Die globalisierte Frau

Rezensiert von Meike Feßmann · 18.09.2006
Jung, erfolgreich, weiblich, schön. Nicht so bei der österreichischen Autorin Evelyn Schlag. Ihre Protagonistin Toria ist 50, korpulent, eine gefeierte Pariser Stararchitektin. Und sie ist verliebt. In einen Wiener, der dem Zeitalter der Globalisierung eher ängstlich gegenüber steht. Kann das gut gehen?
Starke Frauen - das ist wirklich ein seltsames Phänomen - findet man in der Gegenwartsliteratur fast nur im trivialen Genre. Umso glücklicher ist man, wenn sich eine literarisch versierte Autorin, wie die 1952 geborene Österreicherin Evelyn Schlag, an eine Frauenfigur wagt, die energisch all das beansprucht, was für Männer selbstverständlich ist: Erfolg im Beruf und in der Liebe.

Die fünfzigjährige Toria Monti ist Architektin. Sie ist international renommiert. Man darf sie wohl mit Fug und Recht eine Stararchitektin nennen. Und sie verhält sich, wie man sich eben verhält, wenn man andauernd in Anspannung lebt und von der eigenen Bedeutung überzeugt ist. Sie ist ungeduldig, neigt zu Wutanfällen und starken Meinungen, sie nimmt Raum ein mit ihrer leicht korpulenten Statur, kleidet sich am liebsten schwarz und walzt alles nieder, was sich ihr in den Weg stellt.

Geboren ist sie in Alexandria, aufgewachsen in Mailand, nun lebt sie in Paris, baut Shopping-Malls und Industrieparks in Europa, ein Wissenschaftszentrum in den USA und ist gerade im Begriff, sich für das größte Bauprojekt Russlands zu bewerben: den Neubau des Mariinskij-Theaters in St. Petersburg. Bei einer Vor-Ort-Besichtigung geht sie auch in die Eremitage - einem der größten und bedeutendsten Kunstmuseen der Welt.

Dort trifft sie - vor einem Bild von Matisse - der Blick eines Mannes. Sie sprechen sich nicht an, aber der Blickwechsel hat Folgen. Eine Liebesgeschichte entwickelt sich, wie sie nur unter den Bedingungen der Globalisierung möglich ist. Und diesem Aspekt geht die Autorin auf interessante und unterhaltsame Weise nach.

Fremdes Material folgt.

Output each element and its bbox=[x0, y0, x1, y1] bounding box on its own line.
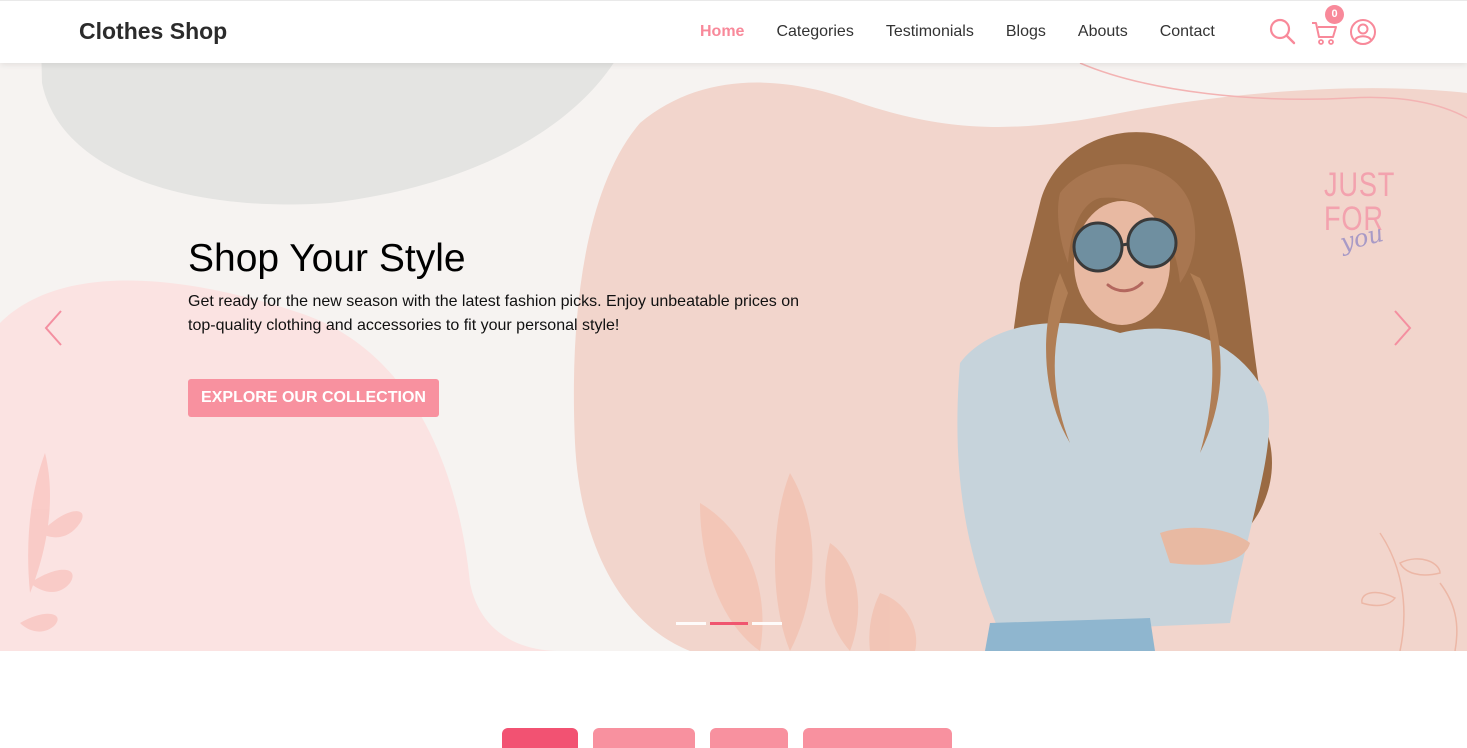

Der Mann heißt Wolf Lewinter und ist ebenfalls Architekt - allerdings bei Weitem nicht so berühmt. Doch immerhin weiß er, dass er das Gesicht der Frau, deren Blick ihn getroffen hat, schon irgendwo auf einem Foto gesehen hat. Zunächst denkt er, es könne sich um die Sopranistin Cecilia Bartoli handeln, bis ihm Toria Monti einfällt. Ein Blick ins Internet genügt und schon weiß er, dass sie es war. Doch sich per Mail bei ihr zu melden, kommt ihm aufdringlich und "verehrerhaft" vor. So lebt jeder sein Leben weiter.

Evelyn Schlag führt die beiden Handlungsstränge zunächst parallel. Wir sehen Toria Monti in ihrem Büro - neuerdings etwas neben der Spur - und im Bett mit ihrem Liebhaber Marc, einem verheirateten Journalisten mit zwei Töchtern. Marc geht ihr allmählich auf die Nerven, wenn er nicht zur Sache kommt und stattdessen ewig redet: über Angelegenheiten des Architekturbetriebs und - als könne er damit sein schlechtes Gewissen beruhigen - über seine Familie.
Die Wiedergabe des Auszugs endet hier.